The answer, more often than not, is that Google doesn’t see what you see.
In fact, Google doesn’t really see your website at all – not in the way you do. It reads it. And what it’s reading for has very little to do with how the page looks.
This post explains the difference and shows you how to check where your own site stands.
Google is not a person
When you visit a website, you experience it visually. You notice the layout, the colours, whether it feels trustworthy, whether the copy is clear. You form an impression in seconds.
Google’s crawler – the bot that visits your site and decides how to rank it – does none of that.
It reads the underlying code. It looks at the text. It checks specific signals that tell it what the page is about, who it’s for, and whether it should show it to people searching for relevant terms.
A beautiful website that Google can't read properly is like a brilliant shop with the shutters down.
That means all the time spent on fonts, colour palettes and layout – none of it factors into your search ranking. What matters is what’s in the code behind the design.
What Google is actually looking for
Google uses hundreds of signals to rank pages, but the most foundational ones are also the most commonly overlooked. Here are the three we see businesses get wrong most often.
1. Your meta title and description
These are the two lines that appear when your page shows up in Google search results. The title is the blue clickable link. The description is the short paragraph underneath.
Most people never set these deliberately. WordPress or their theme picks something automatically – often the page name, or worse, a chunk of random copy from the top of the page.
Google uses your title to understand what the page is about. It uses your description to decide whether it’s worth showing. And the person searching uses both to decide whether to click.
Get them wrong and you lose visibility. Get them right and you get more clicks from the same position in results.
The rules are simple: title under 60 characters, description between 70 and 160, and both should clearly describe what the page is about – ideally using the words your customers would actually search for.
2. Your heading structure
Every page should have one H1 – a single main heading that tells Google (and the reader) exactly what the page is about. Think of it as the title of a newspaper article.
Below that, H2s act as section headings. H3s sit underneath those. It’s a hierarchy, and Google reads it like an outline.
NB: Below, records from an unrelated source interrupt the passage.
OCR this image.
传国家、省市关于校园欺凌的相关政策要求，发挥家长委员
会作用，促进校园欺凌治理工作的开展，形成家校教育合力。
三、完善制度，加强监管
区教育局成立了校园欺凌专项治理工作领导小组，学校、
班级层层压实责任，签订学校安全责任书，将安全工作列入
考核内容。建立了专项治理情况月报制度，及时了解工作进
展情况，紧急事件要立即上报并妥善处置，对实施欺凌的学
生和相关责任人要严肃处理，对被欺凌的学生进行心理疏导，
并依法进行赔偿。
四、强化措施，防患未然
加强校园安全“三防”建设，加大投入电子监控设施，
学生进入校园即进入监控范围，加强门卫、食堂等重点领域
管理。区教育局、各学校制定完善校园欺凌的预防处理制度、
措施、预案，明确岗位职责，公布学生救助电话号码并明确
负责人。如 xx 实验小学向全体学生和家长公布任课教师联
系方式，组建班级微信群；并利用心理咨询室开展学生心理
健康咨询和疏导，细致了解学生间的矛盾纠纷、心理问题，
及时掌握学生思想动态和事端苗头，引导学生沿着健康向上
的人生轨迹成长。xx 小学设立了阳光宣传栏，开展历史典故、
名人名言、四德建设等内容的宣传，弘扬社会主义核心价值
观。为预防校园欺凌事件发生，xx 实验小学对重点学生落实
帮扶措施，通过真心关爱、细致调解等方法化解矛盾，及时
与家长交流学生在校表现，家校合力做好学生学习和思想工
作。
The problems we see most often:
- No H1 at all – common on pages built entirely in page builders where headings are styled visually rather than tagged correctly
- Multiple H1s – usually because someone styled their headline as H1 and then used the same tag for subheadings
- Headings used for styling rather than structure – making something an H2 because it looks the right size, not because it’s a section heading
None of these are visible problems. The page looks fine. But to Google, the structure is confusing and a confused Google is a Google that ranks you lower.
3. Image alt text
Google cannot see images. It has no idea whether your homepage image is a photo of your team, a product shot, or a stock image of someone pointing at a laptop.
The only way it knows is through alt text – a short description added to each image in the code. When alt text is missing, Google ignores the image entirely.
This matters for two reasons. First, images with good alt text can rank in Google Image Search – another source of traffic most businesses completely overlook. Second, missing alt text is also an accessibility issue: screen readers use it to describe images to visually impaired users.
It’s one of the quickest fixes on any website, and one of the most commonly ignored.
The good news
All three of these issues are fixable. None of them require a redesign. Most can be sorted in an afternoon if you know what you’re looking at.
The problem is that most business owners have no idea they exist – because everything looks fine on the surface.
You can't fix what you can't see. The first step is finding out what's actually there.
See what Google sees on your website - free
We built a free tool that scans any page and emails you a report covering all three areas above. It takes 30 seconds and there’s no account required.
Your scan is on its way
The report tells you exactly what’s there, what’s missing, and what needs attention. No jargon, no obligation.
If you want us to fix anything, we’re here. If you just want the information, that’s fine too.
One last thing
If you run the scan and your scores are good – great. That’s genuinely useful to know.
But if there are issues, don’t be disheartened. These are some of the most common problems we see on small business websites, and they’re almost always the result of a platform default or an oversight rather than anything fundamental.
The websites that rank well are rarely the ones with the biggest budgets. They’re the ones where someone has paid attention to the basics.